JWTTokenBase64URLAuthentication

What Is a JWT and How Do You Safely Inspect Header and Payload?

A JWT has three parts: Header, Payload, and Signature. Header and Payload are Base64URL encoded, not encrypted, so anyone with the token can decode them.

Published July 2, 2026 · 7 min read

JWTs are often used for authentication and API authorization, but they are not encrypted containers. Header and Payload can be decoded directly.

xxxxx.yyyyy.zzzzz
header.payload.signature

A JWT usually has three dot-separated parts: Header, Payload, and Signature.

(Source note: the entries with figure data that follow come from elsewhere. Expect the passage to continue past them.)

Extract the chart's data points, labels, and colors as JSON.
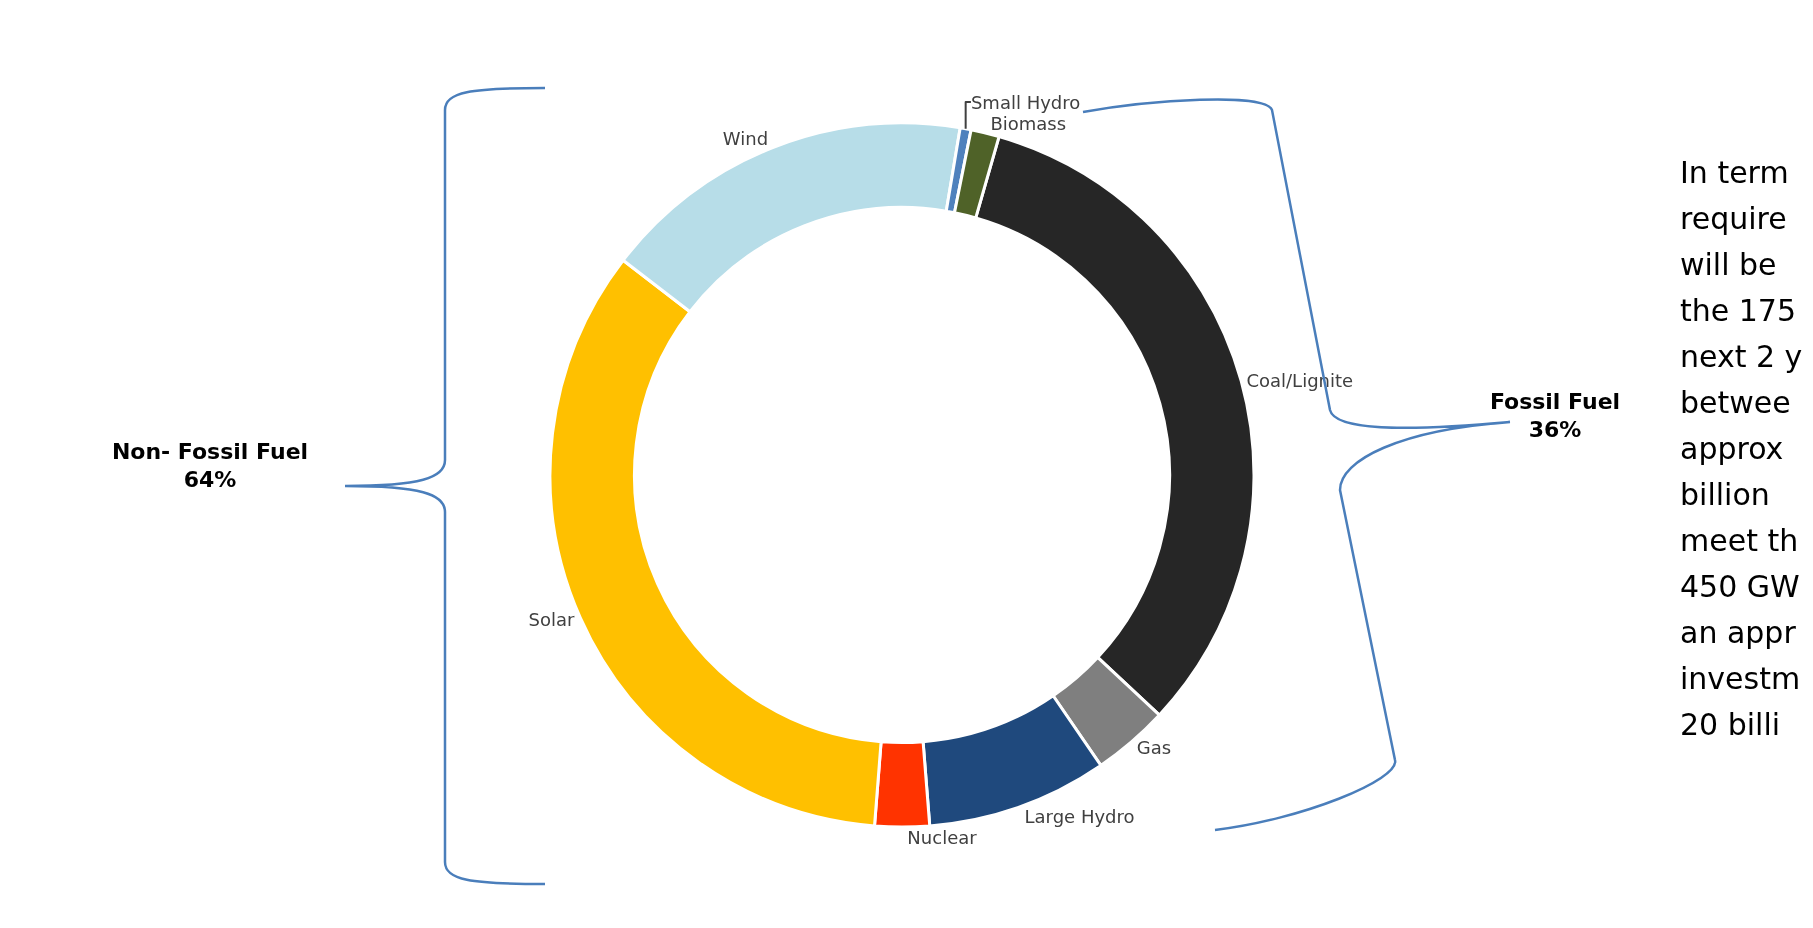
{
  "chart_data": {
    "type": "donut",
    "categories": [
      "Coal/Lignite",
      "Gas",
      "Large Hydro",
      "Nuclear",
      "Solar",
      "Wind",
      "Small Hydro",
      "Biomass"
    ],
    "values": [
      32.5,
      3.5,
      8.3,
      2.5,
      34.2,
      17.2,
      0.5,
      1.3
    ],
    "colors": [
      "#262626",
      "#7f7f7f",
      "#1f497d",
      "#ff3300",
      "#ffc000",
      "#b7dde8",
      "#4f81bd",
      "#4f6228"
    ],
    "annotations": [
      "Non- Fossil Fuel\n64%",
      "Fossil Fuel\n36%",
      "In term\nrequire\nwill be\nthe 175\nnext 2 y\nbetwee\napprox\nbillion\nmeet th\n450 GW\nan appr\ninvestm\n20 billi"
    ]
  }
}
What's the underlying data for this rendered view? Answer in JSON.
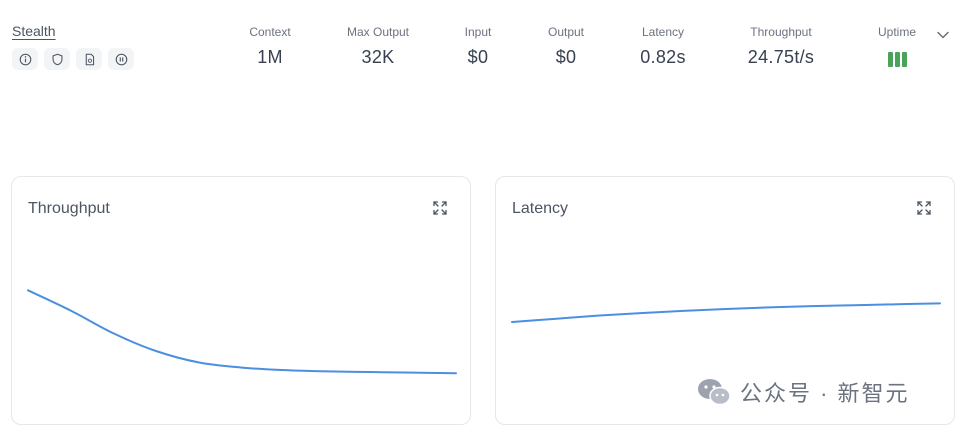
{
  "provider": {
    "name": "Stealth",
    "badges": [
      "info-icon",
      "shield-icon",
      "document-icon",
      "pause-icon"
    ]
  },
  "stats": [
    {
      "label": "Context",
      "value": "1M"
    },
    {
      "label": "Max Output",
      "value": "32K"
    },
    {
      "label": "Input",
      "value": "$0"
    },
    {
      "label": "Output",
      "value": "$0"
    },
    {
      "label": "Latency",
      "value": "0.82s"
    },
    {
      "label": "Throughput",
      "value": "24.75t/s"
    },
    {
      "label": "Uptime",
      "bars": 3
    }
  ],
  "colors": {
    "uptime": "#4aa35b",
    "line": "#4a8fe0"
  },
  "watermark": "公众号 · 新智元",
  "chart_data": [
    {
      "type": "line",
      "title": "Throughput",
      "xlabel": "",
      "ylabel": "",
      "x": [
        0,
        1,
        2,
        3,
        4,
        5,
        6,
        7,
        8,
        9,
        10
      ],
      "values": [
        100,
        84,
        66,
        52,
        43,
        39,
        37,
        36,
        35.5,
        35,
        34.5
      ],
      "ylim": [
        0,
        150
      ],
      "grid": false
    },
    {
      "type": "line",
      "title": "Latency",
      "xlabel": "",
      "ylabel": "",
      "x": [
        0,
        1,
        2,
        3,
        4,
        5,
        6,
        7,
        8,
        9,
        10
      ],
      "values": [
        60,
        62,
        64,
        65.6,
        67,
        68.2,
        69.2,
        70,
        70.6,
        71.2,
        71.8
      ],
      "ylim": [
        0,
        120
      ],
      "grid": false
    }
  ]
}
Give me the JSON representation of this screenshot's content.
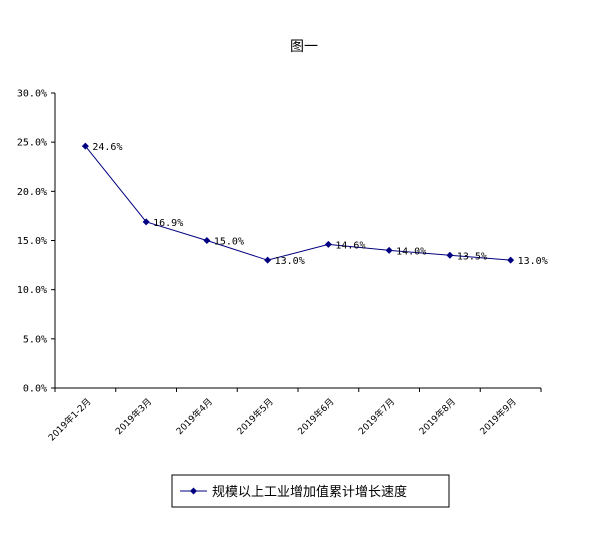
{
  "chart_data": {
    "type": "line",
    "title": "图一",
    "categories": [
      "2019年1-2月",
      "2019年3月",
      "2019年4月",
      "2019年5月",
      "2019年6月",
      "2019年7月",
      "2019年8月",
      "2019年9月"
    ],
    "series": [
      {
        "name": "规模以上工业增加值累计增长速度",
        "values": [
          24.6,
          16.9,
          15.0,
          13.0,
          14.6,
          14.0,
          13.5,
          13.0
        ],
        "labels": [
          "24.6%",
          "16.9%",
          "15.0%",
          "13.0%",
          "14.6%",
          "14.0%",
          "13.5%",
          "13.0%"
        ],
        "color": "#000080"
      }
    ],
    "yticks": [
      "0.0%",
      "5.0%",
      "10.0%",
      "15.0%",
      "20.0%",
      "25.0%",
      "30.0%"
    ],
    "ylim": [
      0,
      30
    ],
    "ystep": 5,
    "grid": false,
    "legend": "bottom-center"
  }
}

What Do the Three Parts Mean?

PartContainsEncrypted?
Header segmentAlgorithm and token type, such as alg and typNo
Payload segmentClaims such as sub, exp, and roleNo
Signature segmentA signature calculated with a secret or private keyUsed for integrity

Safety Rules for Inspecting JWTs

  • Do not paste real production tokens into untrusted websites.
  • Do not store passwords, identity numbers, payment data, or other sensitive values in Payload.
  • Being able to read Payload does not mean the token is valid; expiration and signature still matter.
  • HS256 verification requires a secret; never expose a production secret to frontend code or third-party pages.
  • Browser-local decoding is better than uploading sensitive tokens to a server-based tool.

Common Claims

ClaimMeaningWhat to check
subSubject or user IDIs it the expected user?
expExpiration timeUsually a Unix timestamp
iatIssued-at timeIs the token too old?
audAudienceIs it meant for this service?
issIssuerDoes it come from the expected authority?

Summary

JWT Header and Payload are convenient for debugging, but they are not private. Safe JWT usage depends on signature keys, expiration, and careful claim design.